Thursday, September 18, 2025

SPCM for 5e

I've been reading Sandy Petersen's Cthulhu Mythos for 5e book lately. It's a long book, fully 425+ pages. I'm almost on page 200, but I'm really through much of the content. By far the two last chapters are the longest, which include the Mythos entities, and then the Mythos monsters. I'm far enough along, even though I'm less than 50% through the page count, to comment, I think, since all that's left is the monster list to peruse. 

I find this a very interesting book-end, if you will, to the Call of Cthulhu book by Monte Cook and John Tynes published in 2001 for the d20 system. Whereas this new(er) book is clearly a D&D sourcebook, aiming to bring the tone and themes of the Cthulhu Mythos to D&D 5e specifically, the older book was meant to be specifically an interpretation of the "modern" Call of Cthulhu game into a system that was similar to that of D&D at the time. There really wasn't any intention that you use this Cthulhu stuff with your D&D game... although because the system was more or less the same, there wasn't any reason why you couldn't. And, of course, there was an appendix at the end where in a few short pages, they suggested ways in which that could be done. Both of them, however, strongly encourage players, even if only by implication, to blend D&D with Cthulhu.

Of course, Cthulhu was always part and parcel of D&D. One commentator on one podcast that I listened to a number of episodes of, suggests that Lovecraft was actually the most important influence on Gary Gygax of all of those he listed as influences, and notes that Appendix N also singles him out as one of about half dozen who are "especially" not to be missed. Plenty of monsters from the earliest days of the game are clearly Lovecraft-inspired, and the whole tone of the game in the earliest days was arguably much more of a dark, survival horror game in places where Man Was Not Meant to Go. That said, D&D always had lots of other influences too, and those others usually grew while the Lovecraftian often shrank, and hardly anyone would say that your "standard" game of D&D resembles Lovecraft very much today, which is why both of these two products are very interesting. 

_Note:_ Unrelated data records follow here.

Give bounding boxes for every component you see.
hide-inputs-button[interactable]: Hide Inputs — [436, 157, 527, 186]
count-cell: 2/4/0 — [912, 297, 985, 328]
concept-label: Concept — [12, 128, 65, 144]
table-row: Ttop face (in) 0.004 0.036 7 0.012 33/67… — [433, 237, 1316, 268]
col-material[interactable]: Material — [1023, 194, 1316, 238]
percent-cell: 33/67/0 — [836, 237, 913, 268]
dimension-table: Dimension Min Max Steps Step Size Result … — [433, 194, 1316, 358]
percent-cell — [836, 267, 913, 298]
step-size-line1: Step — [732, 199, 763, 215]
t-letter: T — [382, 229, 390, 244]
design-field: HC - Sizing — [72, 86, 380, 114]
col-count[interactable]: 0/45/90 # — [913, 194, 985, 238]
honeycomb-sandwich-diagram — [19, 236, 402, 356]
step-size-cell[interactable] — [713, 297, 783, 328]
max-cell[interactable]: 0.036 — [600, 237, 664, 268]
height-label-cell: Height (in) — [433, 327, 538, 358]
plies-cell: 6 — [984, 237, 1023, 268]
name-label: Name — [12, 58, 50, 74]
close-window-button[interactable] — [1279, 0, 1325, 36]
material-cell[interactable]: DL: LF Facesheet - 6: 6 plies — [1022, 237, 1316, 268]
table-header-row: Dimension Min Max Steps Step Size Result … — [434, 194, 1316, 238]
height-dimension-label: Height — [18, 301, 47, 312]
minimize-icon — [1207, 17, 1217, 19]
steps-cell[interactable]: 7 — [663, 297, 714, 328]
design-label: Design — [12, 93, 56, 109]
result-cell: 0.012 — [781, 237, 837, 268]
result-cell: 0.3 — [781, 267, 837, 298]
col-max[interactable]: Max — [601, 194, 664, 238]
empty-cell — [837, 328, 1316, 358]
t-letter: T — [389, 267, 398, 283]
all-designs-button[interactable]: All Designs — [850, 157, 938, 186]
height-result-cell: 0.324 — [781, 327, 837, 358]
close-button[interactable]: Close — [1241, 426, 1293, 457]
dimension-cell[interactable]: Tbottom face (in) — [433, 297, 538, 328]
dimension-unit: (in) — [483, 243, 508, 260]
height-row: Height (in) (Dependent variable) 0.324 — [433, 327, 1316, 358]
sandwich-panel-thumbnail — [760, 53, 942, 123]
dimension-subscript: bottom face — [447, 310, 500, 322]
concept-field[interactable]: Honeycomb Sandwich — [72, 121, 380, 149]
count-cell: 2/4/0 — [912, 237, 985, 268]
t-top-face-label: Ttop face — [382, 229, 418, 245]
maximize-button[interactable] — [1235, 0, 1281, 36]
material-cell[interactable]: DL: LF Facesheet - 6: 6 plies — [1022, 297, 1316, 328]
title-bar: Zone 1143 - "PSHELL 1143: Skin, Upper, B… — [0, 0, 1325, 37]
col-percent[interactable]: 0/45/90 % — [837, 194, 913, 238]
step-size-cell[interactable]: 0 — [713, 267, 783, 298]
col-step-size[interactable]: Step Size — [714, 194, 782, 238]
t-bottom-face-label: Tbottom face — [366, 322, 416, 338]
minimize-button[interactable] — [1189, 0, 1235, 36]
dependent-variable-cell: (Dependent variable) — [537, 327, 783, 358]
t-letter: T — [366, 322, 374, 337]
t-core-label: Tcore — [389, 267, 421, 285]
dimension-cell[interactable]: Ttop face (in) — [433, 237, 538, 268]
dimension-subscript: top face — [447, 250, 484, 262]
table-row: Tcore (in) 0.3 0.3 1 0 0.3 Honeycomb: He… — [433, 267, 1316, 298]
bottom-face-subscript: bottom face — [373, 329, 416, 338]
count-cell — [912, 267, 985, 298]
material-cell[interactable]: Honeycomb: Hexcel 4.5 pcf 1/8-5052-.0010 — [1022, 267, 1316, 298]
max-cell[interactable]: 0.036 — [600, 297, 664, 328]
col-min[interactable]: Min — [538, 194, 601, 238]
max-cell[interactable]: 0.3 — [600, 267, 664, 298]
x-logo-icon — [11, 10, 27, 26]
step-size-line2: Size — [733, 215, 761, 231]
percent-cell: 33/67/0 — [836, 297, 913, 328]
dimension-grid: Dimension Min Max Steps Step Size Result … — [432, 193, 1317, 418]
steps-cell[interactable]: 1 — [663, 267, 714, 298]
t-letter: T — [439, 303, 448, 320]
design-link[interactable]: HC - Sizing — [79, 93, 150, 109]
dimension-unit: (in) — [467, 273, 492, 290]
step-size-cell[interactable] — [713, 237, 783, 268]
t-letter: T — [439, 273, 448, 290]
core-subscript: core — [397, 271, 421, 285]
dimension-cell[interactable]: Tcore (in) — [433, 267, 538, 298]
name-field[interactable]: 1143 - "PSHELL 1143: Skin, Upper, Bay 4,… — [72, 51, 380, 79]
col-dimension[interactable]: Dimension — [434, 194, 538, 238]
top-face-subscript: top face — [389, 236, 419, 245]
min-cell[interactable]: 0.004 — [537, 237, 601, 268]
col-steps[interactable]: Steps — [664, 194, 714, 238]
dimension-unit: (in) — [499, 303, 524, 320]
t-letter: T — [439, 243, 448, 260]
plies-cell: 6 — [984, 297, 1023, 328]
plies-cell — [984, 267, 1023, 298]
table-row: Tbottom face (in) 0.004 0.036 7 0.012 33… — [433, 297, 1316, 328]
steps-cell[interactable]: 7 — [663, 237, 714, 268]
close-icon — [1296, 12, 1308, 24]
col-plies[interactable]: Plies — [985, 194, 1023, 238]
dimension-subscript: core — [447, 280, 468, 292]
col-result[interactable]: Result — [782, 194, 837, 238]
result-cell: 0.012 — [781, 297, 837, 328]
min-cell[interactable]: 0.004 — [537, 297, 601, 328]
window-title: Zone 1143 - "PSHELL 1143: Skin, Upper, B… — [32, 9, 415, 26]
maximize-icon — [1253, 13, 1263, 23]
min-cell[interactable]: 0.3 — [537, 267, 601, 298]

Of course, as I said a few posts ago, both also kinda sorta miss the point. In statting out and quantifying specific Mythos items and entities that have been mentioned in stories, they do little to encourage the spirit of the Mythos as it actually was, originally—wholly unique threats that were only loosely associated into some kind of greater dark tapestry by implication and off-hand reference. Delving deeply into the customs and personalities of Pickman-style ghouls or zoogs, or whatever, or quantifying exactly what Rhan-Tegoth can do to a character, makes it difficult to actually feel like Lovecraft would have wanted his stuff used, I think. D&D fundamentally isn't the right medium for Lovecraft... although D&D-like mechanics can do the job. Playing Lovecraft appropriately requires a focus on immersion, not mechanics and tactics, and it requires mystery and uncertainty, not super detailed stat blocks. Nor is the playstyle that modern versions of D&D have engendered appropriate for Cthulhu either. It's just that it lends itself to Lovecraft Tourism, where you amble by like you're on your DisneyWorld ride-car. Look! An animatronic of a Deep One! And there! A big animatronic of Azathoth! It just doesn't quite work.

As I said before, Warhammer Fantasy RPG actually does Lovecraftian better than this more overtly Lovecraftian homage, even though it lacks a single reference to any specifically Lovecraftian entity, book or idea (sadly.) It's not that fantasy adventure gaming and Lovecraft can't mix... it's just that I'm skeptical that this is the right approach.

Anyway, that said, I'm amused and gratified to see many of my own ideas reflected in some ways. One thing that I actually quite enjoy is the idea that Mythos entities supercede all kinds of other major threats. Demon Lords should be like Mythos entities, as done here. Much of what Gygax did needs to be, sadly, undone. And it helps if you have a much more grounded, humanocentric, non-superheroic lower magic grubby fantasy approach to add your Lovecraft-like entities to. That's been the biggest disconnect; high level bird-people wizards casting spells left and right feeling threatened by even Yog-Sothoth or Cthulhu just feels strange. 

That said, I've enjoyed reading this well enough. Like I said, it's a great book-end for my read-through of the d20 game earlier this year, and because I'm a fan of Lovecraftiana, I'm a fan of this book. But I'm actually interested in getting through it and then reading the SPCM Mythos Sagas. Adapting campaigns, adventures and modules is usually much more interesting to me than adapting mechanics. I don't know for sure how much of any of those I'll want to adapt; of course, but I'm excited to find out.